La morte di tre sorelle, una ragazza e due bambine, nel rogo di un camper che sostava nel parcheggio pubblico di un centro commerciale a Centocelle. Una tragedia enorme. Purtroppo non la prima: nel 2011 morirono quattro fratellini in una roulotte a Tor Fiscale.
Sono morti che emozionano i romani ma che purtroppo non scuotono le loro coscienze, sono morti che non hanno lo stesso posto delle altre, sono morti di bambini rom. Un’infanzia che vive ai margini, vite che nascono nell’emarginazione e che si trovano subito a dover pagare colpe non loro.
Non ci interessa sapere il perché del rogo, doloso o accidentale, e nemmeno sapere i trascorsi dei genitori. Ci addolora la loro morte, ci indigna sapere che una famiglia di undici persone viva in un camper nel parcheggio di un centro commerciale, davanti a tutti, e che nessuno si interessi di loro. Ci sdegna e offende il fatto che qualcuno possa dire che è una “questione di vendetta” quasi sfumando il dato che tre ragazze di cui una di solo 4 anni siano morte.
Da qualche settimana erano nel quartiere e vivevano di espedienti, sono stati notati. È mai possibile che possiamo permettere che esseri umani vadano a frugare fra i nostri scarti nell’immondizia?

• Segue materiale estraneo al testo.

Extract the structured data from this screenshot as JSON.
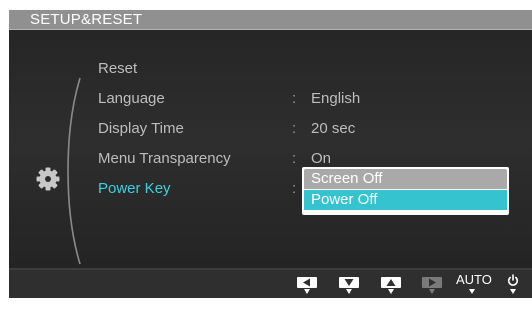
{
  "title": "SETUP&RESET",
  "menu": {
    "items": [
      {
        "label": "Reset",
        "value": null
      },
      {
        "label": "Language",
        "value": "English"
      },
      {
        "label": "Display Time",
        "value": "20 sec"
      },
      {
        "label": "Menu Transparency",
        "value": "On"
      },
      {
        "label": "Power Key",
        "value": null
      }
    ],
    "separator": ":",
    "selected_index": 4,
    "selected_color": "#3bd1e0"
  },
  "dropdown": {
    "options": [
      "Screen Off",
      "Power Off"
    ],
    "highlighted_index": 1,
    "highlight_color": "#35c4cf"
  },
  "side_icon": "gear-icon",
  "bottom_bar": {
    "buttons": [
      {
        "icon": "left-arrow-icon",
        "enabled": true
      },
      {
        "icon": "down-arrow-icon",
        "enabled": true
      },
      {
        "icon": "up-arrow-icon",
        "enabled": true
      },
      {
        "icon": "right-arrow-icon",
        "enabled": false
      }
    ],
    "auto_label": "AUTO",
    "power_icon": "power-icon"
  }
}
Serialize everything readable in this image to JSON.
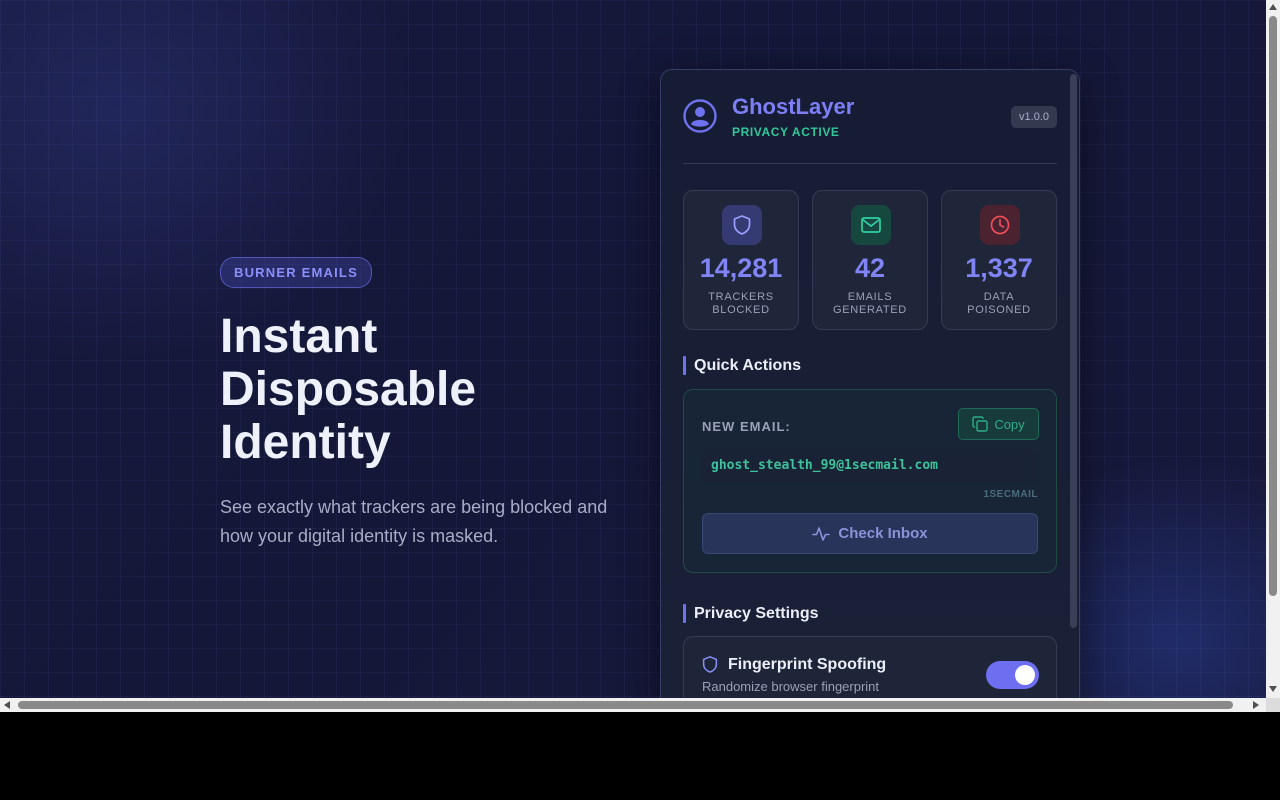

Ci lamentiamo perché tirano fuori tutto e lo buttano a terra e non ci indigna sapere di persone che per sopravvivere debbano mettere la testa dentro i cassonetti.
Abbiamo creato un mondo parallelo, una città fatta di ultimi: i rom che vivono nei loro accampamenti, i senza dimora negli anfratti e nei sottopassi. Più di 15mila persone delle quali ci accorgiamo solo quando la loro presenza turba la nostra vita: sporcano, rubano, sono molesti.
Se non ci impegniamo seriamente a risolvere il problema – mettendoci testa, energie e risorse in modo comunitario – purtroppo non sarà l’ultima tragedia.
Serve programmazione fatta in modo più serio. Una progettualità più ampia, libera da pregiudizi e che prenda ispirazione da altre metropoli europee. Sapendo che sarà un cammino lungo e impervio: un percorso che se fosse iniziato seriamente dieci anni fa – ai tempi dei “piani nomadi” affidati a Mafia Capitale – non avrebbe generato queste morti.